Usa ecco come la Guardia Costiera intercetta il sottomarino dei narcos

Le autorità americane, elogiate anche dal presidente Trump, hanno individuato e fermato un sommergibile nel Pacifico orientale che stava trasportando un carico di stupefacenti

Prima l'inseguimento in mezzo al mare, poi l'ordine di fermarsi. Infine, la scoperta: sette tonnellate di droga trasportate sotto le acque dell'Oceano Pacidico. È accaduto il 18 giugno, nel Pacifico orientale e le immagini del tallonamento sono state diffuse dalle autorità americane, su YouTube. Secondo quanto riportato dal Corriere della sera, il video mostra come un pattugliatore della Guardia Costiera americana abbia individuato un sommergibile utilizzato da alcuni trafficanti di stupefacenti e lo abbia fermato.
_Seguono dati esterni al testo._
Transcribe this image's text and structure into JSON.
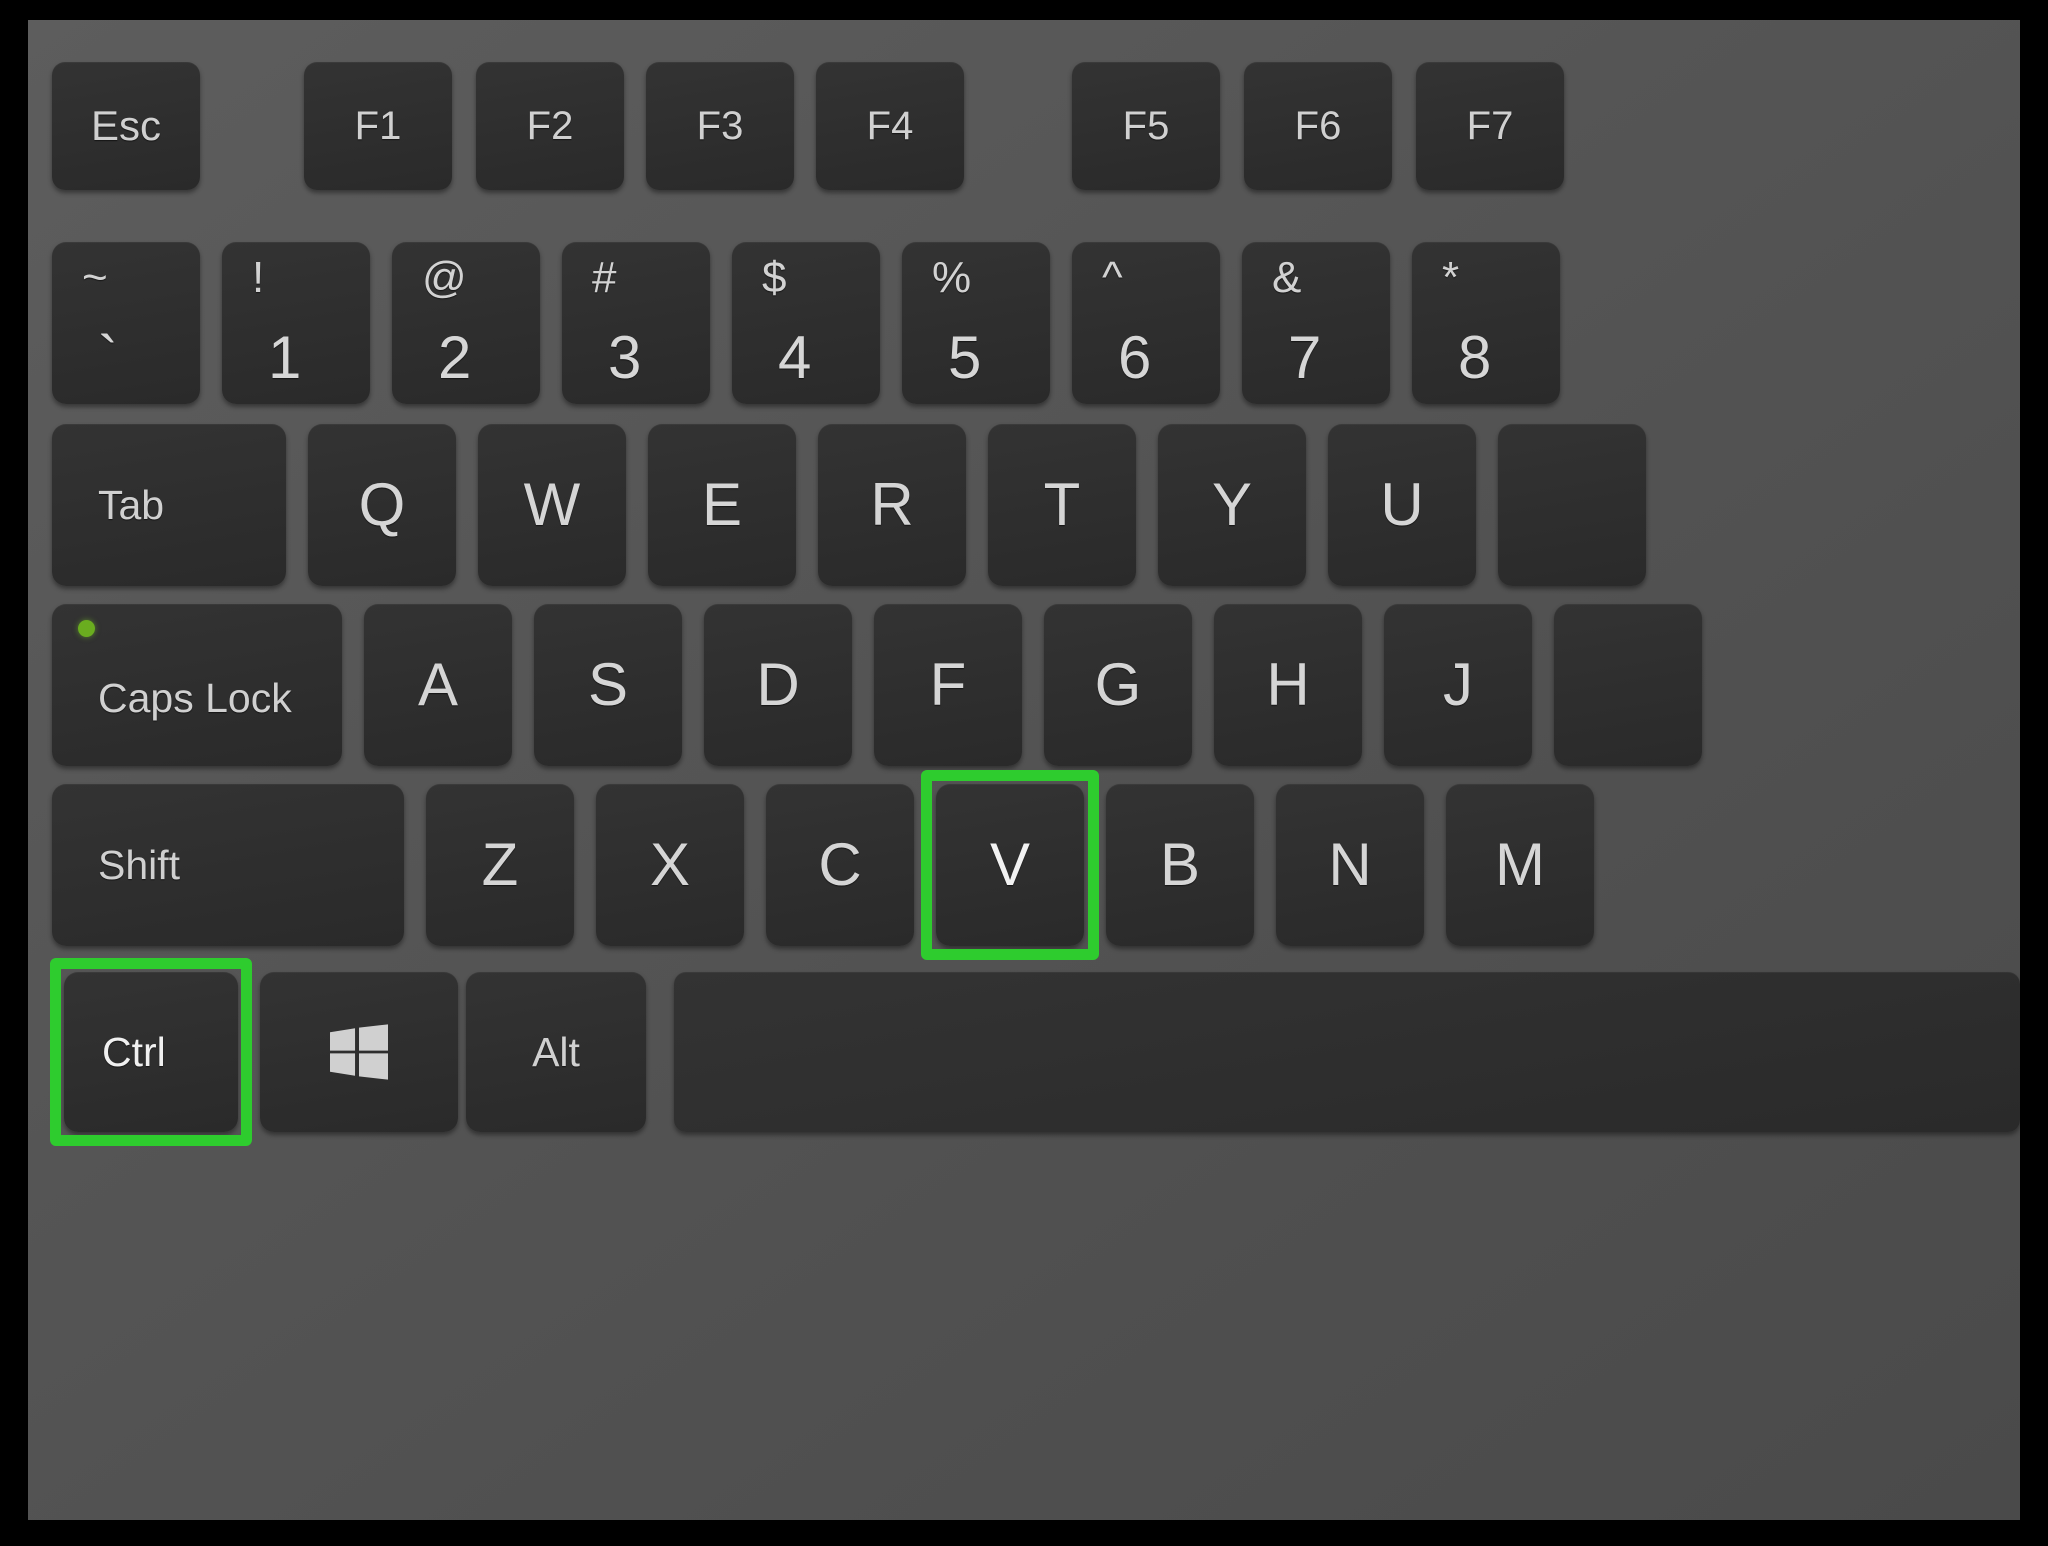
{
  "image": {
    "subject": "laptop-keyboard",
    "description": "Close-up of a dark laptop keyboard with Ctrl and V keys outlined in green",
    "shortcut": "Ctrl + V"
  },
  "colors": {
    "outer_background": "#000000",
    "deck_background": "#565656",
    "keycap": "#2f2f2f",
    "key_text": "#d2d2d2",
    "highlight_green": "#2ecc2e",
    "caps_led_green": "#6aad1f"
  },
  "rows": {
    "function_row": [
      {
        "label": "Esc",
        "type": "mod"
      },
      {
        "label": "F1",
        "type": "fn"
      },
      {
        "label": "F2",
        "type": "fn"
      },
      {
        "label": "F3",
        "type": "fn"
      },
      {
        "label": "F4",
        "type": "fn"
      },
      {
        "label": "F5",
        "type": "fn"
      },
      {
        "label": "F6",
        "type": "fn"
      },
      {
        "label": "F7",
        "type": "fn"
      }
    ],
    "number_row": [
      {
        "top": "~",
        "bottom": "`"
      },
      {
        "top": "!",
        "bottom": "1"
      },
      {
        "top": "@",
        "bottom": "2"
      },
      {
        "top": "#",
        "bottom": "3"
      },
      {
        "top": "$",
        "bottom": "4"
      },
      {
        "top": "%",
        "bottom": "5"
      },
      {
        "top": "^",
        "bottom": "6"
      },
      {
        "top": "&",
        "bottom": "7"
      },
      {
        "top": "*",
        "bottom": "8"
      }
    ],
    "tab_row": [
      {
        "label": "Tab",
        "type": "mod"
      },
      {
        "label": "Q",
        "type": "letter"
      },
      {
        "label": "W",
        "type": "letter"
      },
      {
        "label": "E",
        "type": "letter"
      },
      {
        "label": "R",
        "type": "letter"
      },
      {
        "label": "T",
        "type": "letter"
      },
      {
        "label": "Y",
        "type": "letter"
      },
      {
        "label": "U",
        "type": "letter"
      }
    ],
    "caps_row": [
      {
        "label": "Caps Lock",
        "type": "mod",
        "led": true
      },
      {
        "label": "A",
        "type": "letter"
      },
      {
        "label": "S",
        "type": "letter"
      },
      {
        "label": "D",
        "type": "letter"
      },
      {
        "label": "F",
        "type": "letter"
      },
      {
        "label": "G",
        "type": "letter"
      },
      {
        "label": "H",
        "type": "letter"
      },
      {
        "label": "J",
        "type": "letter"
      }
    ],
    "shift_row": [
      {
        "label": "Shift",
        "type": "mod"
      },
      {
        "label": "Z",
        "type": "letter"
      },
      {
        "label": "X",
        "type": "letter"
      },
      {
        "label": "C",
        "type": "letter"
      },
      {
        "label": "V",
        "type": "letter",
        "highlighted": true
      },
      {
        "label": "B",
        "type": "letter"
      },
      {
        "label": "N",
        "type": "letter"
      },
      {
        "label": "M",
        "type": "letter"
      }
    ],
    "bottom_row": [
      {
        "label": "Ctrl",
        "type": "mod",
        "highlighted": true
      },
      {
        "label": "",
        "type": "windows",
        "icon": "windows-logo-icon"
      },
      {
        "label": "Alt",
        "type": "mod"
      },
      {
        "label": "",
        "type": "space"
      }
    ]
  }
}
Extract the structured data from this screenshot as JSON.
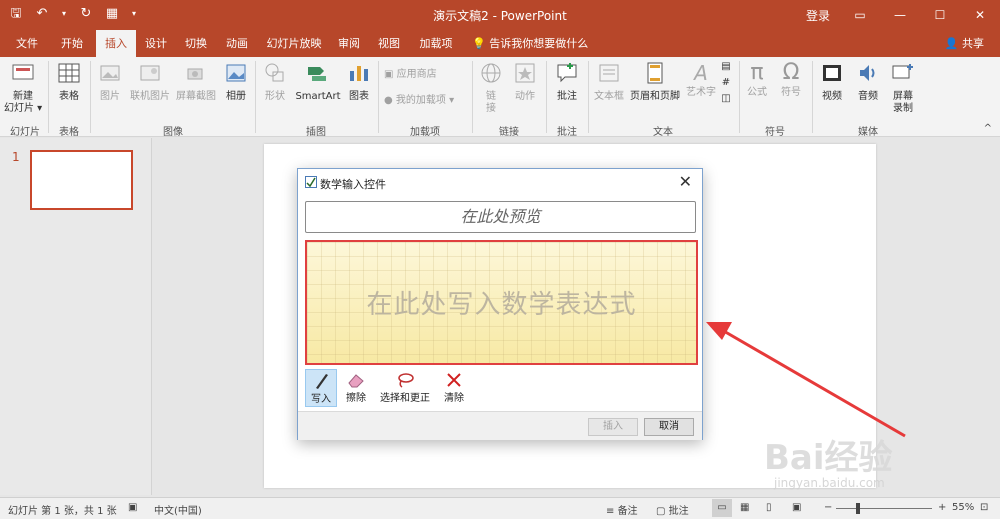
{
  "app": {
    "title": "演示文稿2  -  PowerPoint",
    "signin": "登录",
    "qat": [
      {
        "name": "save-icon",
        "glyph": "💾"
      },
      {
        "name": "undo-icon",
        "glyph": "↶"
      },
      {
        "name": "redo-icon",
        "glyph": "↻"
      },
      {
        "name": "present-icon",
        "glyph": "▦"
      }
    ],
    "window_controls": [
      {
        "name": "ribbon-display-icon",
        "glyph": "▭"
      },
      {
        "name": "minimize-icon",
        "glyph": "—"
      },
      {
        "name": "maximize-icon",
        "glyph": "☐"
      },
      {
        "name": "close-icon",
        "glyph": "✕"
      }
    ]
  },
  "tabs": [
    "文件",
    "开始",
    "插入",
    "设计",
    "切换",
    "动画",
    "幻灯片放映",
    "审阅",
    "视图",
    "加载项"
  ],
  "active_tab": "插入",
  "tell_me": "告诉我你想要做什么",
  "share": "共享",
  "ribbon": {
    "new_slide": "新建\n幻灯片 ▾",
    "table": "表格",
    "picture": "图片",
    "online_picture": "联机图片",
    "screenshot": "屏幕截图",
    "album": "相册",
    "shapes": "形状",
    "smartart": "SmartArt",
    "chart": "图表",
    "store": "应用商店",
    "my_addins": "我的加载项",
    "link": "链\n接",
    "action": "动作",
    "comment": "批注",
    "textbox": "文本框",
    "header_footer": "页眉和页脚",
    "wordart": "艺术字",
    "equation": "公式",
    "symbol": "符号",
    "video": "视频",
    "audio": "音频",
    "screen_record": "屏幕\n录制",
    "groups": {
      "slides": "幻灯片",
      "tables": "表格",
      "images": "图像",
      "illustrations": "插图",
      "addins": "加载项",
      "links": "链接",
      "comments": "批注",
      "text": "文本",
      "symbols": "符号",
      "media": "媒体"
    }
  },
  "thumbs": {
    "slide_number": "1"
  },
  "dialog": {
    "title": "数学输入控件",
    "preview_placeholder": "在此处预览",
    "write_placeholder": "在此处写入数学表达式",
    "tools": [
      {
        "label": "写入",
        "icon": "pen-icon",
        "active": true
      },
      {
        "label": "擦除",
        "icon": "eraser-icon",
        "active": false
      },
      {
        "label": "选择和更正",
        "icon": "lasso-icon",
        "active": false
      },
      {
        "label": "清除",
        "icon": "clear-icon",
        "active": false
      }
    ],
    "insert": "插入",
    "cancel": "取消"
  },
  "status": {
    "slide_info": "幻灯片 第 1 张，共 1 张",
    "language": "中文(中国)",
    "notes": "备注",
    "comments": "批注",
    "zoom": "55%",
    "zoom_out": "−",
    "zoom_in": "+"
  },
  "watermark": {
    "brand": "Bai经验",
    "site": "jingyan.baidu.com"
  },
  "colors": {
    "accent": "#b7472a",
    "annotation": "#e63a3a"
  }
}
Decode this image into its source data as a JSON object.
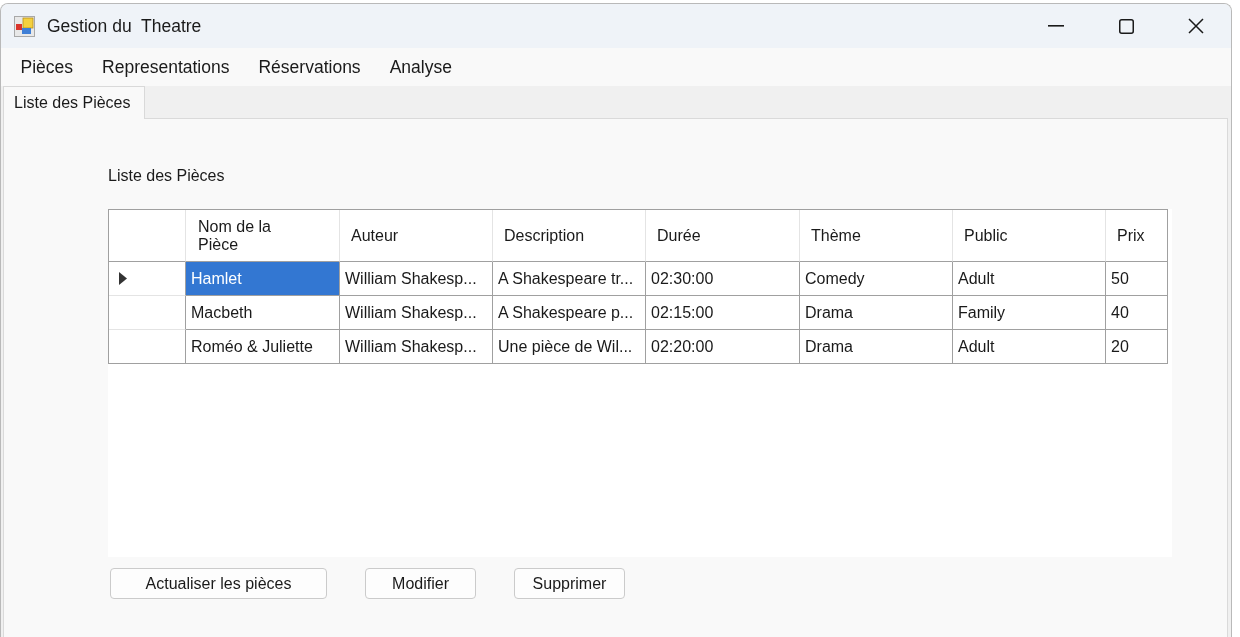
{
  "window": {
    "title": "Gestion du  Theatre"
  },
  "menu": [
    "Pièces",
    "Representations",
    "Réservations",
    "Analyse"
  ],
  "tabs": [
    {
      "label": "Liste des Pièces",
      "selected": true
    }
  ],
  "page": {
    "heading": "Liste des Pièces",
    "table": {
      "columns": [
        "Nom de la Pièce",
        "Auteur",
        "Description",
        "Durée",
        "Thème",
        "Public",
        "Prix"
      ],
      "rows": [
        {
          "current": true,
          "cells": [
            {
              "text": "Hamlet",
              "selected": true
            },
            {
              "text": "William Shakesp...",
              "selected": false
            },
            {
              "text": "A Shakespeare tr...",
              "selected": false
            },
            {
              "text": "02:30:00",
              "selected": false
            },
            {
              "text": "Comedy",
              "selected": false
            },
            {
              "text": "Adult",
              "selected": false
            },
            {
              "text": "50",
              "selected": false
            }
          ]
        },
        {
          "current": false,
          "cells": [
            {
              "text": "Macbeth",
              "selected": false
            },
            {
              "text": "William Shakesp...",
              "selected": false
            },
            {
              "text": "A Shakespeare p...",
              "selected": false
            },
            {
              "text": "02:15:00",
              "selected": false
            },
            {
              "text": "Drama",
              "selected": false
            },
            {
              "text": "Family",
              "selected": false
            },
            {
              "text": "40",
              "selected": false
            }
          ]
        },
        {
          "current": false,
          "cells": [
            {
              "text": "Roméo & Juliette",
              "selected": false
            },
            {
              "text": "William Shakesp...",
              "selected": false
            },
            {
              "text": "Une pièce de Wil...",
              "selected": false
            },
            {
              "text": "02:20:00",
              "selected": false
            },
            {
              "text": "Drama",
              "selected": false
            },
            {
              "text": "Adult",
              "selected": false
            },
            {
              "text": "20",
              "selected": false
            }
          ]
        }
      ]
    },
    "buttons": [
      "Actualiser les pièces",
      "Modifier",
      "Supprimer"
    ]
  }
}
Il presidente americano, Donald Trump, dal suo account Twitter ha elogiato il lavoro dei marinai e ha invitato gli utenti a guardare le immagini dell'inseguimento.

Chi sono i "narco-sub"

Li chiamano "narco-sub", perché trasportano sostanze illecite, anche cocaina, servendosi di mezzi sottomarini. E a bordo di quello fermato dai militari statunitensi l'equipaggio era composto da tre o quattro persone. I trafficanti partono dalle coste dell'America del Sud, da Paesi come l'Ecuador e la Colombia, con lo scopo di dirigersi, per esempio, verso il Messico. Qui la cocaina viene trasferita a terra e prosegue il suo viaggio verso gli Stati Uniti. Il costo medio di uno dei sottomarini sfruttati dai narcos è di circa un milione di dollari. Vengono costruiti nella giungla, da personale specializzato che, magari, in passato, ha militato nelle ex Farc colombiane.

Commenti

Italianoinirlanda

Ven, 12/07/2019 - 16:50

Probabilmente con i soldi che hanno potrebbero anche permettersi un vecchio classe tango o classe romeo, o un vecchio classe gato o balao... tanto gli stati sudamericani ne avranno qualcuno, e i controlli lí non son mica come qui......

baronemanfredri...

Ven, 12/07/2019 - 18:15

ITALIANOIRLANDA QUESTE SONO CLASSI DI SOMMERGIBILI CHE RIPORTANO INDIETRO DI ANNI 50. UNA UNITA' DELLA CLASSE BALAO E' STATA CEDUTA ALLA MARINA NEL 1972 QUANDO I TECNICI DELLA MARINA MILITARE ITALIANA AVEVANO SCOPERTO UNA ESCLUSIVA TECNICA DI RILEVARE I SOMMERGILI QUANDO LE ALTRE MARINE MILITARI ERANO RIMASTE INDIETRO NELLE RICERCHE. SA COME E' STATA RIPAGATA LA M.M.I? CON UNA VECCHIA UNITA' DELLA CLASSE BALAO. UN SISTEMA CHE ERA NATO PER SISTEMI SUPERFICIE, ADATTATO NEI SOMMERGILI. RISULTA CHE ERA PERICOLOSO IN QUANTO QUESTO SISTEMA PRODUCEVA EMISSIONI PERICOLOSE PER LA SALUTE.

Ernestinho

Ven, 12/07/2019 - 18:17

Gli USA. Un Paese serio. Che sa farsi rispettare dai delinquenti. In Italia, invece.....!

Iago27

Ven, 12/07/2019 - 21:21

Ecco la risposta a chi dice che le piccole imbarcazioni a vela o a motore di scafisti non sono intercettabili.

nunavut

Ven, 12/07/2019 - 21:53

Avete visto il coraggio del soldato americano ???? pure i nostri soldati comandati dalla trenta o da Tria (GdF) sarebbero capaci di tale impresa,certo se fossero protetti dalle leggi ma come sono interpretate in Italia penso che nessuno rischierebbe la vita per poi lasciare la sua fam. nel bisogno assoluto.In molte occasioni é già successo. Se Trump non avesse pubblicato il fimato certamente CNN,Euronews int. etc mai lo avrebbero pubblicato.

Ritratto di hernando45

hernando45

Ven, 12/07/2019 - 23:23

Meno male che lo hanno preso gli Americani!! Perche se a prenderlo fossero stati gli Italiani, con quelle "poche" tonnellate di COCA e ERBA che aveva a bordo, la nostra giustizia buonista tra SCONTI,DEPENALIZAZIONI e quant'altro inventato dalle leggi FROTTOLO e GENTIGLIONI, gli avrebbero sicuramente comminato almeno un paio di mesi di galera!!!!!!jajajajajajaja.